Parsons looked to have agonisingly missed out on a medal when he fell just behind Tregubov on his final run but a surprise error from multiple World Champion Martins Dukurs saw the Latvian slip back from second to fourth, leaving Parsons to celebrate a fifth successive Olympic medal for the British Skeleton programme.
“It's just incredible. I still can’t process what’s happened - it still doesn’t seem real to me!” said Parsons.
That was a bit of a rollercoaster and it hasn't really sunk in yet.
"I was devastated after my final run: I thought I’d binned it totally after I made a couple of mistakes that dropped me behind Nikita and out of the medals.
“But Martins (Dukurs) then made some mistakes and he's the last person I'd expect that from, he’s been dominant for so many years. It's just those little hundredths making a difference, it's so close at the top. I’m just grateful that I got lucky. I’m sorry for Martins that he missed out on a medal here but I’m delighted it worked out for me.
“I was standing next to Nikita when Martins came down and he doesn’t speak much English. We turned to each other as if to say ’Did that really just happen?’ We had a slightly confusing, broken English conversation and I still can’t believe it myself.”
Dom Parsons won GB's third Men's Skeleton medal since 1924 (c) Garry Bowden
Parsons’ early season results had not made him a favourite for a medal in PyeongChang but the PHD student at the University of Bath saved the best performance of his 10-year career for the biggest stage of all.
A few weeks after finishing a fine fourth in the World Cup in St Moritz, the Londoner shone in official Olympic training in South Korea despite suffering from an abductor problem and he took that speed into the race as he recorded the third fastest time in three of the four runs.
“I’m delighted I managed to click with the track,” added Parsons, who was 10th at the last Winter Olympics in Sochi in 2014.
“It’s an amazing feeling knowing that four years of work has gone into this. Sometimes it seemed like it wasn't that close in coming and it's just amazing that it's all come together this time.
In the last Olympic season I did it the wrong way around: I got a podium in the first race and my results declined. This year it’s been the other way around: I decided to start with a terrible result and finish on a high!
“I’ll enjoy myself now for the rest of the Games but I’ll be watching my team-mates and supporting them. Hopefully, we’ll have a few more medals for Team GB to celebrate.”
Compatriot Jerry Rice also celebrated a top 10 finish on his Olympic debut as he placed 10th in a time of 3 minutes 24.24 seconds, just over two seconds behind Parsons.
Rice, who won the Intercontinental Cup crown last season, sealed his best-ever top-level result having sat 12th overnight and after his third run.
The 27-year-old moved above both Matt Antoine of the United States and Rhys Thornbury of New Zealand in the final lauf to cap a wonderful morning’s work for GB Skeleton Performance Director Andi Schmid and his team.

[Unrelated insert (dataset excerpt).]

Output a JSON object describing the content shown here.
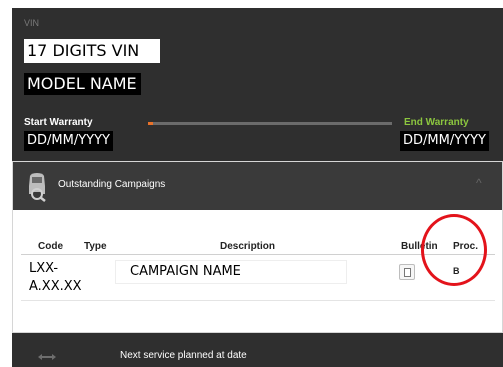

Jerry Rice made it two Brits in the top 10
“I wanted a top 12 and I’m over the moon to be top 10,” said Rice. “I put down four solid runs and, in the end, consistency always wins out in a four-run race.

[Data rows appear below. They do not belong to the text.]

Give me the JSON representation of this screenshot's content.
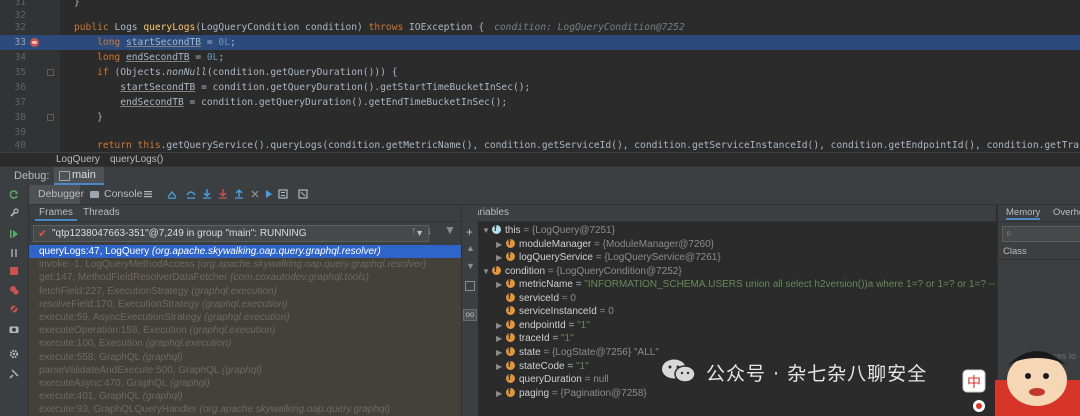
{
  "editor": {
    "lines": [
      {
        "num": "31"
      },
      {
        "num": "32"
      },
      {
        "num": "33"
      },
      {
        "num": "34"
      },
      {
        "num": "35"
      },
      {
        "num": "36"
      },
      {
        "num": "37"
      },
      {
        "num": "38"
      },
      {
        "num": "39"
      },
      {
        "num": "40"
      }
    ],
    "hint": "condition: LogQueryCondition@7252",
    "line41": "return this.getQueryService().queryLogs(condition.getMetricName(), condition.getServiceId(), condition.getServiceInstanceId(), condition.getEndpointId(), condition.getTraceId(), cond"
  },
  "breadcrumb": {
    "class_name": "LogQuery",
    "method_name": "queryLogs()"
  },
  "debug": {
    "label": "Debug:",
    "main_tab": "main",
    "toolbar": {
      "debugger": "Debugger",
      "console": "Console"
    },
    "subtabs": {
      "frames": "Frames",
      "threads": "Threads"
    },
    "thread_selector": "\"qtp1238047663-351\"@7,249 in group \"main\": RUNNING",
    "frames": [
      {
        "method": "queryLogs:47, LogQuery",
        "pkg": "(org.apache.skywalking.oap.query.graphql.resolver)"
      },
      {
        "method": "invoke:-1, LogQueryMethodAccess",
        "pkg": "(org.apache.skywalking.oap.query.graphql.resolver)"
      },
      {
        "method": "get:147, MethodFieldResolverDataFetcher",
        "pkg": "(com.coxautodev.graphql.tools)"
      },
      {
        "method": "fetchField:227, ExecutionStrategy",
        "pkg": "(graphql.execution)"
      },
      {
        "method": "resolveField:170, ExecutionStrategy",
        "pkg": "(graphql.execution)"
      },
      {
        "method": "execute:59, AsyncExecutionStrategy",
        "pkg": "(graphql.execution)"
      },
      {
        "method": "executeOperation:158, Execution",
        "pkg": "(graphql.execution)"
      },
      {
        "method": "execute:100, Execution",
        "pkg": "(graphql.execution)"
      },
      {
        "method": "execute:558, GraphQL",
        "pkg": "(graphql)"
      },
      {
        "method": "parseValidateAndExecute:500, GraphQL",
        "pkg": "(graphql)"
      },
      {
        "method": "executeAsync:470, GraphQL",
        "pkg": "(graphql)"
      },
      {
        "method": "execute:401, GraphQL",
        "pkg": "(graphql)"
      },
      {
        "method": "execute:93, GraphQLQueryHandler",
        "pkg": "(org.apache.skywalking.oap.query.graphql)"
      }
    ],
    "variables_title": "Variables",
    "variables": [
      {
        "name": "this",
        "value": "= {LogQuery@7251}"
      },
      {
        "name": "moduleManager",
        "value": "= {ModuleManager@7260}"
      },
      {
        "name": "logQueryService",
        "value": "= {LogQueryService@7261}"
      },
      {
        "name": "condition",
        "value": "= {LogQueryCondition@7252}"
      },
      {
        "name": "metricName",
        "eq": "=",
        "value": "\"INFORMATION_SCHEMA.USERS union all select h2version())a where 1=? or 1=? or 1=? --\""
      },
      {
        "name": "serviceId",
        "value": "= 0"
      },
      {
        "name": "serviceInstanceId",
        "value": "= 0"
      },
      {
        "name": "endpointId",
        "eq": "=",
        "value": "\"1\""
      },
      {
        "name": "traceId",
        "eq": "=",
        "value": "\"1\""
      },
      {
        "name": "state",
        "value": "= {LogState@7256} \"ALL\""
      },
      {
        "name": "stateCode",
        "eq": "=",
        "value": "\"1\""
      },
      {
        "name": "queryDuration",
        "value": "= null"
      },
      {
        "name": "paging",
        "value": "= {Pagination@7258}"
      }
    ],
    "memory": {
      "tab1": "Memory",
      "tab2": "Overhe",
      "column": "Class",
      "hint": "sses lo"
    }
  },
  "watermark": {
    "text": "公众号 · 杂七杂八聊安全",
    "avatar_text": "中"
  },
  "colors": {
    "highlight": "#2d4a7c",
    "selection": "#2f65ca",
    "keyword": "#cc7832",
    "string": "#6a8759",
    "method": "#ffc66d",
    "number": "#6897bb"
  }
}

"I struggled in training if I'm honest and I turned up on race day and I knew I had a little bit of work to do. I managed to click with the track at just the right time.
Dom winning a medal is just amazing. He made us all nervous right at the end there but he deserves it. He works hard and he was the man who always said that he had the potential to do something like this - now he's done it.
"Dom finished tenth in Sochi four years ago and I see myself on that same trajectory. It definitely gives me an extra drive for the Beijing Olympics in 2022.”
The Skeleton action continues later today, with Laura Deas and Lizzy Yarnold going for GB from 11.20am GMT.